The U.S. claims that standing in solidarity with the State of Israel is one of its good deeds—standing with the victims who suffered so terribly during the holocaust. We claim to stand with a democracy surrounded by hostile nations. Isn’t it noble to stand with those who suffer, to stand with those whose lives are endangered simply because of their ethnicity? Who could possibly argue against such a heroic undertaking?

But Jesus warns us to examine our motivations—are we really noble heroes protecting the weak and powerless, the widow and the orphan? Jesus calls on us to discern what God might be calling us to do as we participate in this conflict between two peoples who wish to inhabit the same land. What is God’s will for these people and for their land and how can help bring it about?

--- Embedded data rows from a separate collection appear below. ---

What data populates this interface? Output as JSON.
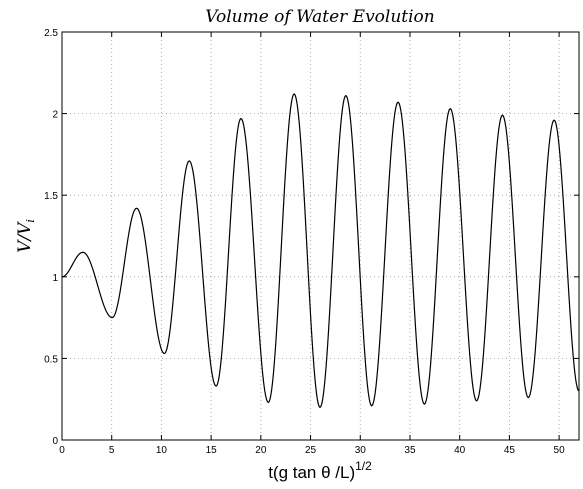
{
  "chart_data": {
    "type": "line",
    "title": "Volume of Water Evolution",
    "xlabel": "t(g tan θ /L)",
    "xlabel_superscript": "1/2",
    "ylabel": "V/V",
    "ylabel_subscript": "i",
    "xlim": [
      0,
      52
    ],
    "ylim": [
      0,
      2.5
    ],
    "xticks": [
      0,
      5,
      10,
      15,
      20,
      25,
      30,
      35,
      40,
      45,
      50
    ],
    "yticks": [
      0,
      0.5,
      1,
      1.5,
      2,
      2.5
    ],
    "grid": true,
    "series": [
      {
        "x": [
          0,
          2.1,
          5.05,
          7.5,
          10.3,
          12.8,
          15.5,
          18.0,
          20.75,
          23.35,
          25.95,
          28.55,
          31.15,
          33.8,
          36.45,
          39.05,
          41.7,
          44.3,
          46.9,
          49.5,
          52
        ],
        "values": [
          1.0,
          1.15,
          0.75,
          1.42,
          0.53,
          1.71,
          0.33,
          1.97,
          0.23,
          2.12,
          0.2,
          2.11,
          0.21,
          2.07,
          0.22,
          2.03,
          0.24,
          1.99,
          0.26,
          1.96,
          0.3
        ]
      }
    ]
  }
}
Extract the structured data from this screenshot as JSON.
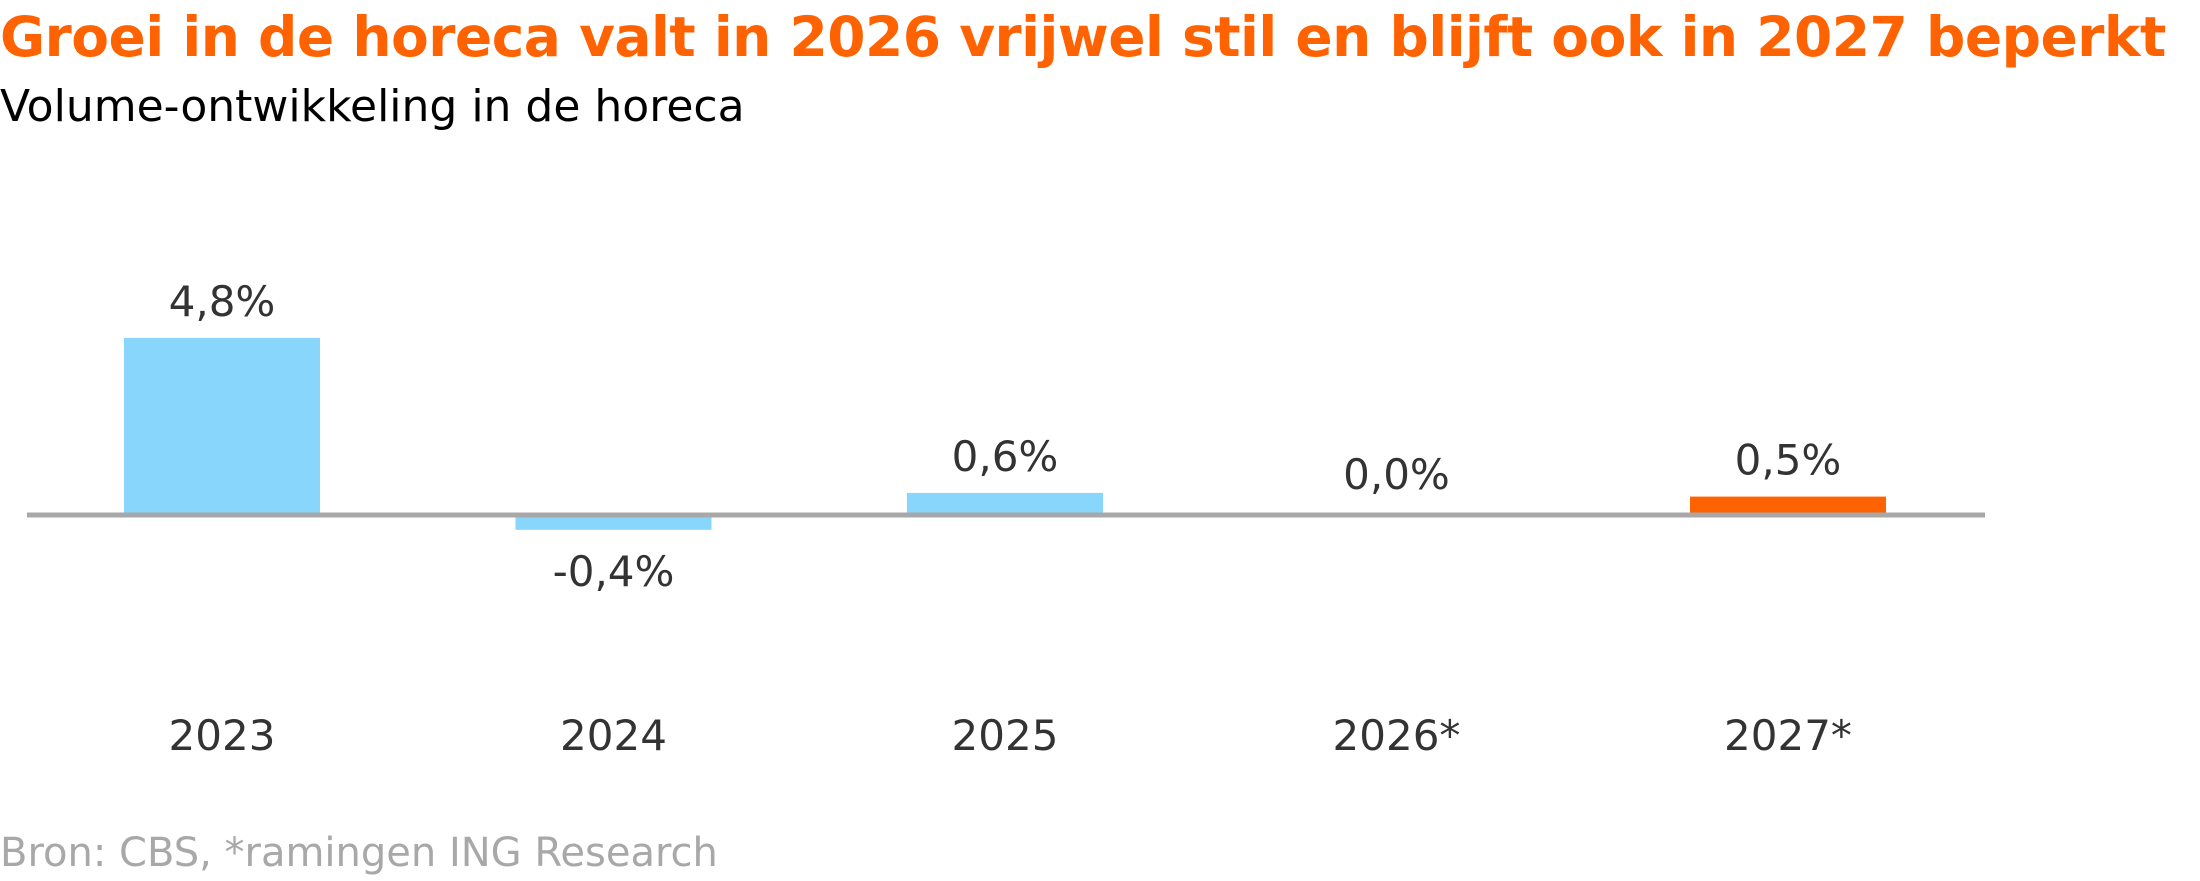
{
  "title": "Groei in de horeca valt in 2026 vrijwel stil en blijft ook in 2027 beperkt",
  "subtitle": "Volume-ontwikkeling in de horeca",
  "source": "Bron: CBS, *ramingen ING Research",
  "colors": {
    "title": "#FF6200",
    "bar": "#89D6FD",
    "highlight": "#FF6200",
    "axis": "#A8A8A8",
    "label": "#333333",
    "source": "#A8A8A8"
  },
  "chart_data": {
    "type": "bar",
    "categories": [
      "2023",
      "2024",
      "2025",
      "2026*",
      "2027*"
    ],
    "values": [
      4.8,
      -0.4,
      0.6,
      0.0,
      0.5
    ],
    "data_labels": [
      "4,8%",
      "-0,4%",
      "0,6%",
      "0,0%",
      "0,5%"
    ],
    "highlight_index": 4,
    "title": "Groei in de horeca valt in 2026 vrijwel stil en blijft ook in 2027 beperkt",
    "subtitle": "Volume-ontwikkeling in de horeca",
    "xlabel": "",
    "ylabel": "",
    "ylim": [
      -0.5,
      5.0
    ],
    "grid": false,
    "legend": "none"
  }
}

It is easy for me, having seen how Palestinians are persecuted and demeaned under Israeli occupation, to point the finger at the evil Israelis who bulldoze houses, shoot non-violent protesters in the streets and imprison children who throw stones. It’s always easier to point the finger at others’ motivations—much harder to examine my own. But here is Jesus, reminding us that it is my own house I must examine, not Israel’s. Even though I do not carry the gun or drive the bulldozer, how do my own tax dollars work in Israel to support the weak and powerless?

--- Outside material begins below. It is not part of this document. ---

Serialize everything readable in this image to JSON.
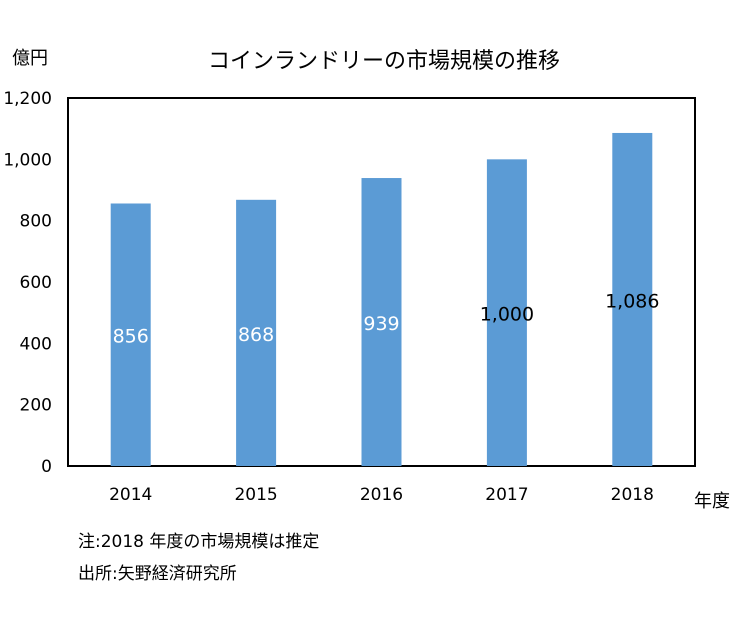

What I see when I visit Israel and Palestine, is that my tax dollars bought guns and ammunition used to destroy property and people in Gaza last year. One Palestinian friend whose family was not allowed to leave Gaza to come with him for graduate studies in Denver, told about his daughter’s puzzlement: “Daddy, these airplanes and missiles are from where you are, from America.” My tax dollars have been used to construct checkpoints where Palestinians wait in long lines every day just to get to work; my tax dollars have been used to fund an army that bulldozes Palestinian homes simply because they cannot get a permit to add a bedroom.

I cannot blame Israel—I have not bothered to pay attention to how my money is used. U.S. unconditional military support for Israel (2.3b in 2008) —this is not Israel’s problem; it is mine. The foreign aid I have supplied to Israel has been used to assuage my conscience for atrocities committed sixty-seventy years ago, when the world chose to turn its back on the Jews, refusing to intervene in the killings or to accept the millions of refugees fleeing the carnage. But it has not brought about justice God demands for the people of the land, either for Israelis or for Palestinians. This Lent, as I ponder what I can do to bring peace and justice for the Palestinians and Israelis, Jesus’ sermon is a timely reminder for me to examine my own part in the oppression and violence.

Gracious God of mercy, as we enter into this season of introspection and penitence, preparing to remember your son’s life, death and resurrection, help us to examine our role in life, death and resurrection in our own small world where we seek to live out your justice and mercy. Help us find signs of your will and join in efforts to raise the dead where we live and work. Amen.